Oct 29, 2021

Mini-Maya Editor
Project Details

A Mesh Editor application in the style of Autodesk Maya or Blender. Implementing with C++ and OpenGL in QT. Supported features include vertex/edge/face editing, edge division, face triangulation, Catmull-Clack subdivision for smoothing, skeleton binding, and skinning.

Subdivision

Edge division & Face triangulation

skeleton binding & Skinning

I first implement an interactive skeleton by adding a QTreeWidget to the GUI from which the user can select a joint in the scene's skeleton. The user would be able to alter the position and rotation of the selected joint through additional widgets in the GUI. When a joint is selected, it could change color in the GL view. When the user transforms a joint, it would visually rotate and translate in the GL viewport. The selected joint's current transformation would also be displayed numerically in the GUI for easy tracking.

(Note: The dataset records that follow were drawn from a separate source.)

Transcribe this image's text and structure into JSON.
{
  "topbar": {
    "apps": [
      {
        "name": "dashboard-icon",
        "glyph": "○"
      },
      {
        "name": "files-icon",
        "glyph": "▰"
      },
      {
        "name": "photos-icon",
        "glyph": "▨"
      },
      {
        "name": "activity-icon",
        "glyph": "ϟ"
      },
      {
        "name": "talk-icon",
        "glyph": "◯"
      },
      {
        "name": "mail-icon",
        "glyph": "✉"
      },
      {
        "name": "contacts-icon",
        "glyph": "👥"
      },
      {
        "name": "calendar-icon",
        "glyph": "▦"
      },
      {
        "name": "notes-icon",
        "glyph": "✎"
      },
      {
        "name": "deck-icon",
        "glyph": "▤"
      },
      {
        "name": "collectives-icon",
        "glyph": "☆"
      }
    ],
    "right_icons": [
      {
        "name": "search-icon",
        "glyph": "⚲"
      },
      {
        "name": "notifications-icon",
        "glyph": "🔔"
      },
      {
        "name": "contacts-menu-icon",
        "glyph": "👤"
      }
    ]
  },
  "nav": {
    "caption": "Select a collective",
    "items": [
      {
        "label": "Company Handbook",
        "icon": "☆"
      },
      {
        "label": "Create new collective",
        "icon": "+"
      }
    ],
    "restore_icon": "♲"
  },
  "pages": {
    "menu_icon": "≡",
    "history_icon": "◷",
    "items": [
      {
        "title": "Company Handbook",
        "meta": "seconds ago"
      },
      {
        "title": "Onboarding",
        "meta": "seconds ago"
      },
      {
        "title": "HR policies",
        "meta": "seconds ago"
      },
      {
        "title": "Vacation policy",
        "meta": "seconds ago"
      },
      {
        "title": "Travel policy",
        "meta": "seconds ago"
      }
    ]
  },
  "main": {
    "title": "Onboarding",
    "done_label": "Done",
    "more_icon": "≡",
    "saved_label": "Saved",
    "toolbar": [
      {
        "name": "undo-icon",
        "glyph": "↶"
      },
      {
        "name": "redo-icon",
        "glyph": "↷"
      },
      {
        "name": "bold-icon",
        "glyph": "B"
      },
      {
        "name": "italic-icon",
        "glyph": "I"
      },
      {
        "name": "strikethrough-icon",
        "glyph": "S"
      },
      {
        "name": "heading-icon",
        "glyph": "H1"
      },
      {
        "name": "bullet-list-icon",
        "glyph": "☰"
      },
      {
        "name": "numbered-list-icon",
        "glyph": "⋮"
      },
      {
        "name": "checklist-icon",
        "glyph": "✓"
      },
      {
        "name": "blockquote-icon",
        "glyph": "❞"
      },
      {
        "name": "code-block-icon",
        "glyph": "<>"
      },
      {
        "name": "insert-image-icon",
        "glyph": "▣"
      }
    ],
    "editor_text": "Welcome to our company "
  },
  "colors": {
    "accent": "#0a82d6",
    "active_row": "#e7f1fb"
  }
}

Then I write a new shader composed of two files: skeleton.vert.glsl and skeleton.frag.glsl. These shaders would transform vertices based on the joints that influence them. I only implement linear blend skinning here. Some of the variables included in my shader are listed below:

  • Bind Matrices: A uniform array of matrices that each describe the bind matrix of a particular joint. Since GLSL arrays must be assigned a size at compile time, I hard-code this to be an array of 100 mat4s here.
  • Joint Transformations: A uniform array of matrices that each describe the current overall transformation of a particular joint.
  • Vertex's influencer IDs: An in variable that contains the IDs of the joints that influence the given vertex which correspond to the index at which its bind and transformation matrices are stored in your arrays.
  • Vertex's weights: An in variable that describes the weights of the joints that influence the given vertex. Each element in this set of weights align with the element in the ID set that corresponds to the joint this weight describes. For example, if a vertex had joint IDs [0, 4] and weights [0.45, 0.55], then joint 0 would have a weight of 0.45 and joint 4 would have a weight of 0.55 on this vertex.